Materialism and consumerism also pervade the novel. The Faerie world is populated with familiar structures, including malls, from which Jane learns to shoplift. Throughout the novel, common material items are juxtaposed with mythological beings. As the wicker queen, Gwen becomes a celebrity, indulging in drugs and a lavish lifestyle before her death is broadcast as a live TV special. Jane observes a society of minuscule, ant-like creatures called meryons gradually grow from an agricultural bliss to a dystopia where the rich are protected and "tiny enemies of the state" are executed. When characters are injured or dreaming, they often spout off phrases that seem pulled from an advertisement. For example, when Rooster is in a coma during the opening of the novel: Rooster groaned In a high, lucid voice, he said "Two all-beef patties, special sauce, lettuce, cheese..." Jane found herself unable to breathe. "... and a sesame seed bun." It was too awful, his lonely voice speaking to no one in the emptiness of the night. "Teflon."Finally, virginity and the lack thereof are often addressed. Virginity seems required for many functions in the Faerie world. While Jane can pilot Melanchthon after she has lost her virginity, she cannot repair him, as the touch of a non-virgin will burn his wiring. Though the wicker queen need not remain a virgin, her consort is required to do so. When Peter and Jane have sex, he is rendered unable to perform his part of the sacrifice and must be replaced, to his shame. However, sex and sexuality also hold great power in The Iron Dragon's Daughter. While at university, Jane learns to use esoteric sex rituals for magical and alchemical purposes. Through these rituals, she is able to make a variety of discoveries and speak to her human mother in visions. Jane also uses her sexuality as a source of power in interpersonal relationships.

==Author's comments==
In a 2017 interview, Swanwick said,

The immediate inspiration for Melanchthon was the fact that in the wake of Anne McCaffrey, the default setting for dragons became them being lovable, wonderful creatures that made the best of friends. I thought the loss of the traditional Western dragon as a figure of terror was deplorable. So I set about rectifying the situation. But the inspiration behind that was the way that writers tend to soft-pedal evil, to make excuses for it. I’ve seen enough evil that I refuse to cut it any slack.

The problem with tropes is that so many of them are lies. Nobody who's ever stood in a hospital waiting room praying in vain for a friend to live can believe that things always work out for the best. That's why I include so many "gross" things in my novels – because they exist in real life. And yet, life is good. A novel that acknowledges the darkness and yet expresses the joy of living is one that aspires to the status of literature.

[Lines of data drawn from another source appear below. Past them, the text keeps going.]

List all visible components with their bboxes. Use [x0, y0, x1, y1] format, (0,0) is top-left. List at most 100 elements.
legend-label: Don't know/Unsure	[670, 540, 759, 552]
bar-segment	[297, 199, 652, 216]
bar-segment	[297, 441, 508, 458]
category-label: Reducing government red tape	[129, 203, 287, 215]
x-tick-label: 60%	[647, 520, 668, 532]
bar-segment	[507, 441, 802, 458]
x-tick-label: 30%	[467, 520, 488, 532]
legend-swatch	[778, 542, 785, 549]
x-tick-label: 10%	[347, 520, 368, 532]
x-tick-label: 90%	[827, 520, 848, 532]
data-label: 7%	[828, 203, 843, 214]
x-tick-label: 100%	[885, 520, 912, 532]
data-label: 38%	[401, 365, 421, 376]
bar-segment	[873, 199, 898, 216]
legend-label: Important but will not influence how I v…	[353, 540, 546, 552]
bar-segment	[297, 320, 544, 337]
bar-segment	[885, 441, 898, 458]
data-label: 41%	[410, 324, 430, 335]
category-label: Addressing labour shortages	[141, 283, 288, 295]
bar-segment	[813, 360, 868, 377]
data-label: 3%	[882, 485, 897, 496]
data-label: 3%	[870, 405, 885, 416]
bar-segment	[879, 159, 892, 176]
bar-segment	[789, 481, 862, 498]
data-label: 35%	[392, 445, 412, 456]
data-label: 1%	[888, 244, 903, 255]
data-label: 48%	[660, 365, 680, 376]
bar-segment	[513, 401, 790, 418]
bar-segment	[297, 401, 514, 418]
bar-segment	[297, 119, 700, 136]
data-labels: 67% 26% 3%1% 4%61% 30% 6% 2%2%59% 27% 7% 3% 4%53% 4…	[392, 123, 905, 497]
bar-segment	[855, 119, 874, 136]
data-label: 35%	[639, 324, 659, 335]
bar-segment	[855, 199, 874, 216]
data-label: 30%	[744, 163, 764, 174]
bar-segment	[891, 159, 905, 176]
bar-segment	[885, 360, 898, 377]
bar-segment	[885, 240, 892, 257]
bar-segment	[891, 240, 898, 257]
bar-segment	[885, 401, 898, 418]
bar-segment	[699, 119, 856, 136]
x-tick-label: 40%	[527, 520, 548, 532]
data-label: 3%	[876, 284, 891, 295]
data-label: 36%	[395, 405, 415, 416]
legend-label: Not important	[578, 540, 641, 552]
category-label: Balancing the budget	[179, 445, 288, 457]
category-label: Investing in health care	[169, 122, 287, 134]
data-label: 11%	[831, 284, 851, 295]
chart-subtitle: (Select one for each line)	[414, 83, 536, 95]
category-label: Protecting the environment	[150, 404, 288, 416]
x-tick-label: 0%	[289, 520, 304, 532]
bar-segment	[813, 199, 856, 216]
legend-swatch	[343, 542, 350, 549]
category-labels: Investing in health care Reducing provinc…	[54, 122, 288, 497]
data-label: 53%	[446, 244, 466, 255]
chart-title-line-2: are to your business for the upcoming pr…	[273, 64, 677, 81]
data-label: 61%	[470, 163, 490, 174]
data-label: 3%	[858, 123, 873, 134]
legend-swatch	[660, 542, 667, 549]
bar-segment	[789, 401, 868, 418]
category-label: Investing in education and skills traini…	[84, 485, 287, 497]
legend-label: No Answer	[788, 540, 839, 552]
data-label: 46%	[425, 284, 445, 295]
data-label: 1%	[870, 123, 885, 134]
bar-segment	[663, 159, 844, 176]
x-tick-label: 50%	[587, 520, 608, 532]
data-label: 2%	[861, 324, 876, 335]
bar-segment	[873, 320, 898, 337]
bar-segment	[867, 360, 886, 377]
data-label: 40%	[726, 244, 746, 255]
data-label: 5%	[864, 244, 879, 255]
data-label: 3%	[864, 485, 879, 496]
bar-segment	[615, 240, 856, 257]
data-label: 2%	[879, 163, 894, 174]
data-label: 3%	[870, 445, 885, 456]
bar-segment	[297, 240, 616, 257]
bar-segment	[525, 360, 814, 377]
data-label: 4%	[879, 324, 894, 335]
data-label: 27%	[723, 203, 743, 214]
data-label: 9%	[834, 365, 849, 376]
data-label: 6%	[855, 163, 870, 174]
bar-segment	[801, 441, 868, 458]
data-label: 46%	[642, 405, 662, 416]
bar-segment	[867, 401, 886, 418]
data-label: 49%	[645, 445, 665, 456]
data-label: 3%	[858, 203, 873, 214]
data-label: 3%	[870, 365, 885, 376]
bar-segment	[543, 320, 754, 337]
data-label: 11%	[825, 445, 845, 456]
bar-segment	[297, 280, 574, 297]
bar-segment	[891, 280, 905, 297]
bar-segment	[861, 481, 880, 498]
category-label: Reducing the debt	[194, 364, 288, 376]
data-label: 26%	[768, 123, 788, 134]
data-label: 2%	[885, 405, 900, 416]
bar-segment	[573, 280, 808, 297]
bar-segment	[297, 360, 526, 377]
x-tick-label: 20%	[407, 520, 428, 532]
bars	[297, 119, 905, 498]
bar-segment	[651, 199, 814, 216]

Jane, you have to remember, doesn’t belong in Faerie. So, try though she does, over and over, there’s no way she can make a place for herself there. As for the high mortality rate among her boyfriends… When the novel was half-written, my wife, Marianne Porter, remarked, "Jane is a spy."

"What do you mean?" I said.

"Her thoughts and motives are as opaque to everyone in Faerie as theirs are to her. She baffles them. That’s why she spreads chaos wherever she goes."

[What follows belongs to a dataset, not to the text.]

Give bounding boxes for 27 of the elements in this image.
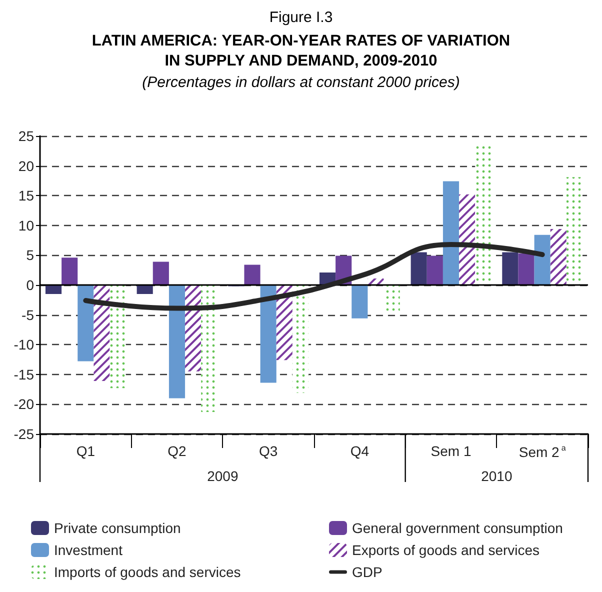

Jane doesn't intend chaos. But being who and where she is, it naturally follows. As for the high mortality rate among Jane's beaus... That's just symptomatic of the fact that she's trapped in a world where she doesn't belong. Nothing can ever work out well for her.

== Reception ==
The Iron Dragon's Daughter was lauded for its upheaval of fantasy tropes and its inventive style and narrative. Critic John Clute called the book an "anti-fantasy" and Kirkus described it as "seething, brain-bursting, all but indescribable." The novel was nominated for the Arthur C. Clarke Award, Locus Award, and World Fantasy Award for Best Novel in 1994.
The New York Times named it a Notable Book in 1994.